This week I’ve been stuck at home with the inevitable: being sick. I usually don’t get sick very easily but when I do, it’s a couple of days of staying at home “chapuseando,” eating, and putting on the same pair of leggings to go to the lab to get blood-work done. And although I know that whatever I’m sick with is going to go away soon, there’s one thing that remains: it’s not throat pain or a headache, it’s “la ñoñería” and “mamitis,” otherwise known as “I want my mama.” My mom and dad have always been very nurturing parents when it comes to me getting sick or getting hurt, so I’ve gotten used to the constant affection whenever I’ve felt down. This week, however, was a different story.
When I started feeling under the weather this week, I noticed that I also started to get very whiney and that’s when I stopped myself and said: “No mija no, me bajas la ñoñería esta.” I don’t like feeling needy or feeling like I’m craving attention because I don’t want to take time from anyone’s schedule in order for me to get some loving. However, I knew my mom was the only one around, and because I had her undivided attention, I let loose a bit and let it happen, because honestly, I don’t get the chance to be as loving as I want to my mom due to school and stress. So as I laid on the couch watching trash TV and eating a bag of kale chips and I indulged in tender loving care: my mom scratching my head, chugging water, and taking pain relief medication every four hours.

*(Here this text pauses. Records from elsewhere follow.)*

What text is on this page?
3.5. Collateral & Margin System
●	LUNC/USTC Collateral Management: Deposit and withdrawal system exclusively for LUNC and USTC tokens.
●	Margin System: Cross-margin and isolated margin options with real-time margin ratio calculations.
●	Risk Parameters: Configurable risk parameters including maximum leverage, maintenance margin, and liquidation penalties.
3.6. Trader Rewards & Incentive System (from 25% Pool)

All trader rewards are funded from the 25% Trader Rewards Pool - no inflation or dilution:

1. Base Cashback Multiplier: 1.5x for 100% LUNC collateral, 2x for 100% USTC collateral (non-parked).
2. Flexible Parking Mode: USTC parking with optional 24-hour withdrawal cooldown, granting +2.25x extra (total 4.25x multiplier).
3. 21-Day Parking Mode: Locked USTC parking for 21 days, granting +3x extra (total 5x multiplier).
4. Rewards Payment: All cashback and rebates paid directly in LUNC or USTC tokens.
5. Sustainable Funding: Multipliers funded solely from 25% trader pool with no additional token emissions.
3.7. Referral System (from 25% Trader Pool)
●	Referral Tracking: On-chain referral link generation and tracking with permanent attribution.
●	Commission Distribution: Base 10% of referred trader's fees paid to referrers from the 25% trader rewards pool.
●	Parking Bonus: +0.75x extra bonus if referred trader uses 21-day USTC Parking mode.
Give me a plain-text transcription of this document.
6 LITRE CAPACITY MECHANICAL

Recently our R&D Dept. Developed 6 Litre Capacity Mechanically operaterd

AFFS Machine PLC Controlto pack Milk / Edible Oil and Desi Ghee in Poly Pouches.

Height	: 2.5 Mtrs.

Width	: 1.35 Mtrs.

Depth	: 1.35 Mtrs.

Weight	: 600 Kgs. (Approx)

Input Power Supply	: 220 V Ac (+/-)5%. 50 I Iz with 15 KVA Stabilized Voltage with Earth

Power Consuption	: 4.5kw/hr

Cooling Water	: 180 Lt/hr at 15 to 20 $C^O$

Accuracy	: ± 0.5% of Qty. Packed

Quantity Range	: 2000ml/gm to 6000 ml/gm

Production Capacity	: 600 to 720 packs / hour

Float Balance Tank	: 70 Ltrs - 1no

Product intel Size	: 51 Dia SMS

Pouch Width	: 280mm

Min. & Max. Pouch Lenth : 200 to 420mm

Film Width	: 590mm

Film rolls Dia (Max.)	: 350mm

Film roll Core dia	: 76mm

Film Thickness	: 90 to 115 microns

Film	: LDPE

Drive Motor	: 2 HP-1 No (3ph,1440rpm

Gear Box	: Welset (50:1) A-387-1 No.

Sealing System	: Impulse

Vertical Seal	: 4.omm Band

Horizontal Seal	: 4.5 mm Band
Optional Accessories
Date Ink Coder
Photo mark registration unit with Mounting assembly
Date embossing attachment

Every once in a while, I feel like getting sick is a blessing. Not only does it give us time to rest and realize that we need to slow down, but it also gives us the chance to accept that we can’t do everything at the same time. As my mom likes to say, “tu no eres superwoman.” Every once in a while, whether I get sick or not, I need to remind myself that I have to take the time to stop whatever I’m doing and take into consideration that I am human, and that I can’t juggle everything I want to do at once, especially when I have so much on my plate already. Besides, when you’re a teen like I am, you tend to put up a front to prove to the world that you’ve got everything covered, but it’s okay if you don’t. Take a second. Breathe. Look at your parents, and allow yourself to express your wanting for their time and affection, because that ñoñería I spoke about earlier, sometimes parents feel it too.